Viral videos fuel demand for slow lorises in the pet trade
The internet has brought us many great things but perhaps its most important contribution is… cute animal videos. YouTube and Instagram allow us to quickly and easily access hours of videos of cats wearing funny outfits and dogs greeting their owners. But other animal videos, while they may seem superficially cute, are actually causing harm to the animals depicted.
Videos of slow lorises being tickled began popping up on the internet a few years ago and exploded from there. A simple search on YouTube of “slow loris” brings up an endless stream of videos of slow lorises with millions of views. It’s hard to look at the animals’ huge, doe eyes and tiny hands and not think they are adorable, but it is important to remember that these animals are wild and suffer for the sake of our entertainment.
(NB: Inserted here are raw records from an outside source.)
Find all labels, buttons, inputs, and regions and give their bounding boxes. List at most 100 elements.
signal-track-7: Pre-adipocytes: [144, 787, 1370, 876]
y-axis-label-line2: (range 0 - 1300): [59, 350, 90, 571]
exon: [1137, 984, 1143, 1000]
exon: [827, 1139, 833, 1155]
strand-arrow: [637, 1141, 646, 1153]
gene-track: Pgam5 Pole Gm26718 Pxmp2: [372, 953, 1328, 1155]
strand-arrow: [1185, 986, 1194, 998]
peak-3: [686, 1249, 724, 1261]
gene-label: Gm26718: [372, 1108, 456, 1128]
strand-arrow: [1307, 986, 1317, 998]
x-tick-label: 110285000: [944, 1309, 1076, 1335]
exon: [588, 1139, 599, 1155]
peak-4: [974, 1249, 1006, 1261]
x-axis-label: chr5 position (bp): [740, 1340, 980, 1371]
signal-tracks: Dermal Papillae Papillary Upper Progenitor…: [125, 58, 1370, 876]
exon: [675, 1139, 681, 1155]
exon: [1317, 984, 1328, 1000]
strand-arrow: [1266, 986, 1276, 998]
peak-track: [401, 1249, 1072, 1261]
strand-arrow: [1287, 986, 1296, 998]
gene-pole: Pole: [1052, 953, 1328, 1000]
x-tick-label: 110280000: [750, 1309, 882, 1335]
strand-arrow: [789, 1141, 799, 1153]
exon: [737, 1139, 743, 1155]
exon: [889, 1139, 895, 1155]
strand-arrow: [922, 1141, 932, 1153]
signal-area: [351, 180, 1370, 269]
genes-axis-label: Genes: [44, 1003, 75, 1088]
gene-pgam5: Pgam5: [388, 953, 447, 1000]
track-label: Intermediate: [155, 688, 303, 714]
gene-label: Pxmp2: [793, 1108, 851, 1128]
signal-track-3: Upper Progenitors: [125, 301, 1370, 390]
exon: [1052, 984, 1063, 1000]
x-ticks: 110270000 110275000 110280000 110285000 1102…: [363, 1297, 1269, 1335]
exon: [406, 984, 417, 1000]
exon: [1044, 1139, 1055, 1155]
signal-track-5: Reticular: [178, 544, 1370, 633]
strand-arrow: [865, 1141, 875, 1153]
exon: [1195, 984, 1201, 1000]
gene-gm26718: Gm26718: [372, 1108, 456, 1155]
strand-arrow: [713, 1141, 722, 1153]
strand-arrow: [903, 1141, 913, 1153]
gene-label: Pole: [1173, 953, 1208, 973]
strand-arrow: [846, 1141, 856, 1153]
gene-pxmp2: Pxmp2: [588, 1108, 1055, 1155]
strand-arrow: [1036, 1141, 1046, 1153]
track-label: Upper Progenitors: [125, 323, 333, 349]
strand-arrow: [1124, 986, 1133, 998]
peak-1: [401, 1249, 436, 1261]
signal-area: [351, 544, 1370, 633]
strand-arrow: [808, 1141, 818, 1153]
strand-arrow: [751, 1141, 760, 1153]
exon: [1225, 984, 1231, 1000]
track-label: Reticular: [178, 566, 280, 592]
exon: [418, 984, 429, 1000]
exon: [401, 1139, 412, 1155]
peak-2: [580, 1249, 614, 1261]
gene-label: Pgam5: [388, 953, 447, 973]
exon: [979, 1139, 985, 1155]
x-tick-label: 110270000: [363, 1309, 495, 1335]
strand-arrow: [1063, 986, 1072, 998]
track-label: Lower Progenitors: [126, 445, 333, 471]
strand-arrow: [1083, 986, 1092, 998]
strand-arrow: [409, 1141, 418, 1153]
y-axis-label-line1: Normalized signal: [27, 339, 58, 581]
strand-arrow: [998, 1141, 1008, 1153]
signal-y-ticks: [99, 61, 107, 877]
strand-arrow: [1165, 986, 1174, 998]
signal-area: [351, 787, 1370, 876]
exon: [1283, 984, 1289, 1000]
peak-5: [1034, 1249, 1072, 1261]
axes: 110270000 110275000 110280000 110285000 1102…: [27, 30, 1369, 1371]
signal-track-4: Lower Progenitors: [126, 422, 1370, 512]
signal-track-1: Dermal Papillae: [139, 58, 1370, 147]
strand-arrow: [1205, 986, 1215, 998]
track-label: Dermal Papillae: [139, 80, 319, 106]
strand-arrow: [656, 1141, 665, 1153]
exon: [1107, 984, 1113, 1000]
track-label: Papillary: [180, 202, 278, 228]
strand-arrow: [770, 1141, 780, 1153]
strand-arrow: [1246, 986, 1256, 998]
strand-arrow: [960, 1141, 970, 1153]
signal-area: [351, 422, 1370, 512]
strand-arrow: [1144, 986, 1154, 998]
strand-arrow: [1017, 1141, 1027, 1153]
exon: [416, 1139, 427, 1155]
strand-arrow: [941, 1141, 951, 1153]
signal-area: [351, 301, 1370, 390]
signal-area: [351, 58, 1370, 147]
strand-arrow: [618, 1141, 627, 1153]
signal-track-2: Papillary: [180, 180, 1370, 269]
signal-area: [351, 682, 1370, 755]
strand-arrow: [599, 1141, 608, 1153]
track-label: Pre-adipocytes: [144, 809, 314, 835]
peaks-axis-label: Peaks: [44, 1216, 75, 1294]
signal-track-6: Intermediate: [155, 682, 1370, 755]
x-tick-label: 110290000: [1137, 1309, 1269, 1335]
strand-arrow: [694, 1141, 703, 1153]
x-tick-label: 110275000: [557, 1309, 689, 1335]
Since the slow lorises became a social media sensation, they have become more prominent in the pet trade. Slow lorises actually encompass a few species of nocturnal primates. All of the species face severe threats to their survival such as trade from use in traditional medicine and habitat loss. The Javan Slow Loris, which is commonly seen in the pet trade, is Critically Endangered and has experienced a population decline of over 80% in the last 24 years. All of the species are listed on Appendix I of the Convention on International Trade in Endangered Species of Wild Fauna and Flora, affording them the highest protections in the international trade.
Despite their international protections, the illegal capture of slow lorises in the wild is rampant. Many of the individuals captured from the wild won’t even make it into the pet trade. According to International Animal Rescue, up to 90% of individuals die during transport. Individuals who survive may falsely be advertised as captive-bred to consumers.
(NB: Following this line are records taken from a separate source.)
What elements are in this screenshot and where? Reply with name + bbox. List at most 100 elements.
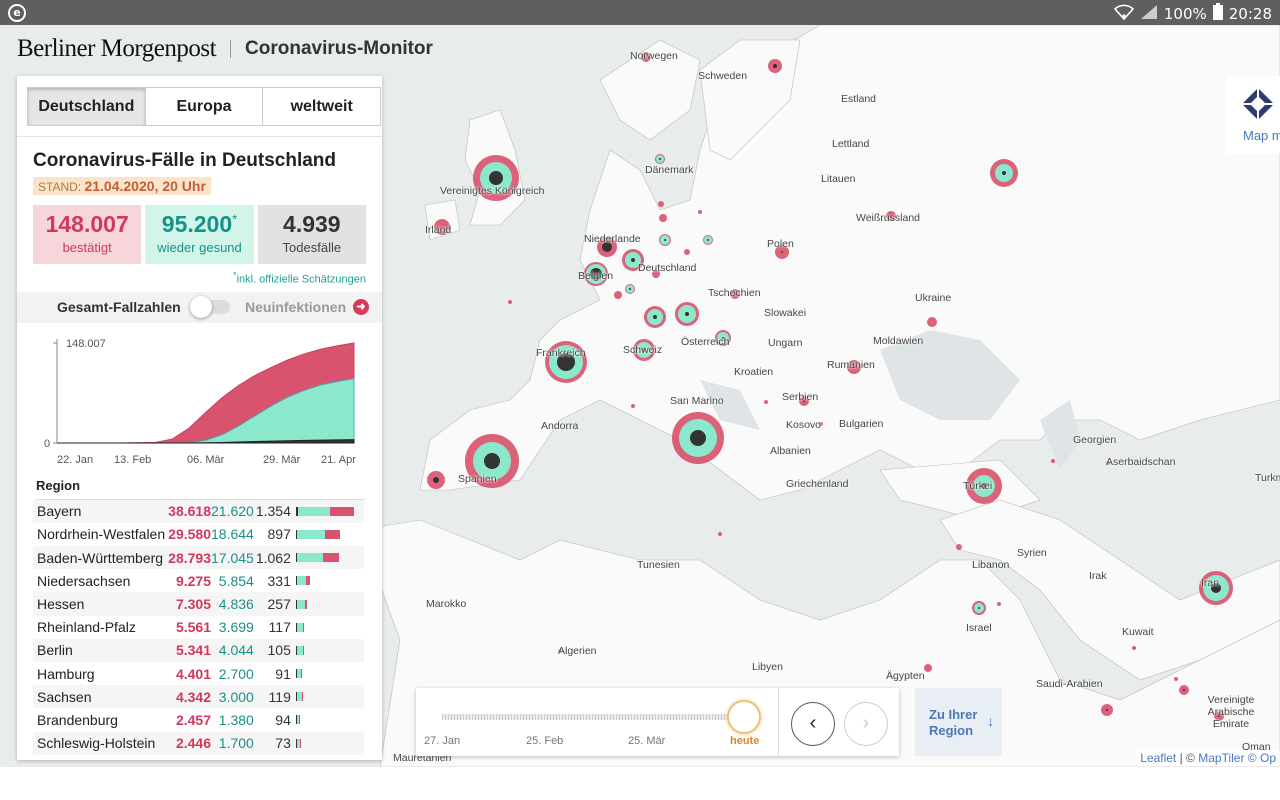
- map-label: Kroatien: [734, 366, 774, 378]
- map-label: Ungarn: [768, 337, 803, 349]
- case-marker-deaths: [433, 477, 439, 483]
- map-label: Moldawien: [873, 335, 924, 347]
- tab-deutschland[interactable]: Deutschland: [28, 88, 146, 125]
- case-marker[interactable]: [698, 210, 702, 214]
- region-bar-cell: [291, 569, 364, 592]
- case-marker[interactable]: [658, 201, 664, 207]
- case-marker[interactable]: [659, 214, 667, 222]
- map-label: Tschechien: [708, 287, 761, 299]
- sidebar-panel: Deutschland Europa weltweit Coronavirus-…: [17, 76, 382, 760]
- brand-logo[interactable]: Berliner Morgenpost: [17, 35, 217, 62]
- case-marker-deaths: [1218, 715, 1220, 717]
- bar-active: [301, 692, 303, 702]
- toggle-label-total[interactable]: Gesamt-Fallzahlen: [57, 298, 181, 315]
- region-bar-cell: [291, 662, 364, 685]
- region-row[interactable]: Hamburg 4.401 2.700 91: [33, 662, 364, 685]
- region-bar: [295, 576, 364, 586]
- bottom-strip: [0, 767, 1280, 800]
- tab-weltweit[interactable]: weltweit: [263, 88, 381, 125]
- case-marker[interactable]: [1132, 646, 1136, 650]
- recovered-footnote-mark: *: [232, 211, 238, 227]
- region-row[interactable]: Baden-Württemberg 28.793 17.045 1.062: [33, 546, 364, 570]
- case-marker-deaths: [664, 239, 666, 241]
- map-label: Kuwait: [1122, 626, 1154, 638]
- region-bar-cell: [291, 639, 364, 662]
- region-row[interactable]: Nordrhein-Westfalen 29.580 18.644 897: [33, 523, 364, 546]
- tab-europa[interactable]: Europa: [145, 88, 264, 125]
- region-row[interactable]: Bayern 38.618 21.620 1.354: [33, 499, 364, 523]
- zu-ihrer-region-button[interactable]: Zu Ihrer Region ↓: [915, 688, 1002, 756]
- case-marker[interactable]: [1051, 459, 1055, 463]
- panel-title: Coronavirus-Fälle in Deutschland: [33, 150, 336, 171]
- map-label: Spanien: [458, 473, 497, 485]
- region-row[interactable]: Hessen 7.305 4.836 257: [33, 592, 364, 616]
- next-day-button[interactable]: ›: [844, 702, 888, 746]
- case-marker-deaths: [773, 64, 777, 68]
- region-bar: [295, 738, 364, 748]
- case-marker[interactable]: [614, 291, 622, 299]
- region-confirmed: 29.580: [168, 526, 211, 543]
- bar-active: [306, 576, 310, 586]
- maptiler-logo[interactable]: Map m: [1227, 76, 1280, 154]
- deaths-count: 4.939: [283, 211, 341, 237]
- region-bar-cell: [291, 685, 364, 708]
- case-marker[interactable]: [641, 52, 651, 62]
- footnote: *inkl. offizielle Schätzungen: [17, 270, 366, 286]
- clock: 20:28: [1228, 4, 1272, 23]
- region-row[interactable]: Niedersachsen 9.275 5.854 331: [33, 569, 364, 592]
- maptiler-link[interactable]: MapTiler: [1198, 751, 1245, 765]
- case-marker-deaths: [853, 366, 855, 368]
- maptiler-text: Map m: [1243, 128, 1280, 143]
- case-marker-deaths: [722, 337, 724, 339]
- timeline-thumb[interactable]: [727, 700, 761, 734]
- timeline-track[interactable]: [442, 714, 740, 720]
- region-row[interactable]: Rheinland-Pfalz 5.561 3.699 117: [33, 616, 364, 639]
- case-marker[interactable]: [684, 249, 690, 255]
- case-marker-deaths: [1106, 709, 1108, 711]
- chart-series-area: [57, 438, 355, 444]
- case-marker[interactable]: [997, 602, 1001, 606]
- region-row[interactable]: Sachsen 4.342 3.000 119: [33, 685, 364, 709]
- case-marker[interactable]: [508, 300, 512, 304]
- case-marker[interactable]: [718, 532, 722, 536]
- map-label: Irland: [425, 224, 452, 236]
- region-row[interactable]: Brandenburg 2.457 1.380 94: [33, 708, 364, 731]
- map-label: Libyen: [752, 661, 783, 673]
- region-row[interactable]: Schleswig-Holstein 2.446 1.700 73: [33, 731, 364, 755]
- region-bar: [295, 692, 364, 702]
- region-bar-cell: [291, 616, 364, 639]
- mode-toggle-switch[interactable]: [190, 295, 230, 318]
- case-marker[interactable]: [558, 649, 562, 653]
- case-marker[interactable]: [1106, 461, 1110, 465]
- map-label: Weißrussland: [856, 212, 920, 224]
- prev-day-button[interactable]: ‹: [791, 702, 835, 746]
- leaflet-link[interactable]: Leaflet: [1140, 751, 1177, 765]
- arrow-right-icon[interactable]: ➜: [353, 298, 369, 315]
- case-marker[interactable]: [652, 270, 660, 278]
- case-marker[interactable]: [927, 317, 937, 327]
- region-bar: [295, 715, 364, 725]
- toggle-label-new[interactable]: Neuinfektionen: [245, 298, 347, 315]
- case-marker-deaths: [690, 430, 706, 446]
- case-marker[interactable]: [764, 400, 768, 404]
- header: Berliner Morgenpost Coronavirus-Monitor: [17, 35, 433, 63]
- case-marker[interactable]: [956, 544, 962, 550]
- case-marker[interactable]: [819, 422, 823, 426]
- case-marker[interactable]: [631, 404, 635, 408]
- bar-deaths: [295, 715, 298, 725]
- osm-link[interactable]: © Op: [1244, 751, 1276, 765]
- case-marker-deaths: [484, 453, 500, 469]
- footnote-mark: *: [232, 270, 237, 280]
- toggle-knob[interactable]: [190, 295, 212, 318]
- zu-region-line2: Region: [929, 723, 974, 738]
- region-row[interactable]: Berlin 5.341 4.044 105: [33, 638, 364, 662]
- case-marker[interactable]: [1174, 677, 1178, 681]
- map-label: Syrien: [1017, 547, 1047, 559]
- case-marker[interactable]: [434, 219, 450, 235]
- bar-active: [325, 529, 341, 539]
- map[interactable]: Norwegen Schweden Estland Lettland Dänemark L…: [0, 25, 1280, 767]
- map-label: Irak: [1089, 570, 1107, 582]
- case-marker[interactable]: [924, 664, 932, 672]
- region-recovered: 18.644: [211, 526, 254, 543]
- region-bar-cell: [291, 708, 364, 731]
Life doesn’t get much better for the slow lorises once they enter the pet trade. Although the animals are perceived as harmless, they are actually the world’s only venomous primate. Slow lorises often have their teeth forcibly cut to make them easier and safer for people to handle. The procedure can be done with rudimentary tools such as nail clippers and wire cutters without any anesthetic.
Once the slow lorises are bought, they live in an environment far removed from their natural habitat. A 2016 study analyzed videos of pet slow lorises to assess the animals’ welfare. The researchers used criteria known to be indicative of negative welfare in slow lorises such as human contact, exposure to daylight and signs of stress. All of the 100 videos analyzed showed at least one sign of stress and almost one-third of the videos showed all five signs.
Many viral videos that supposedly show the slow lorises acting cute actually depict signs of stress. The slow lorises are not raising their arms because they enjoy being tickled; rather, individuals raise their arms above their heads as a defense mechanism to release venom.
It is not too late for the misunderstood animal. International Animal Rescue has launched a campaign entitled “Tickling is Torture” to raise awareness with consumers. Sadly, the trade in slow lorises seems to be largely perpetuated by ill-informed animal lovers. International Animal Rescue encourages individuals to help slow lorises not only by refusing to buy the animals but by also refusing to “like” or “share” any videos that depict slow lorises as pets.
The tides already seem to be shifting. Just last month, International Animal Rescue rescued 20 slow lorises from captivity and released them into an enclosure within a rainforest environment. The slow lorises were all previously kept as pets but their owners stepped forward and relinquished the animals.
While these 20 slow lorises slowly acclimate to the wild before being released, many more still suffer in unsuitable home environments. Hopefully, campaigns against the slow loris trade will achieve their viral fame as well.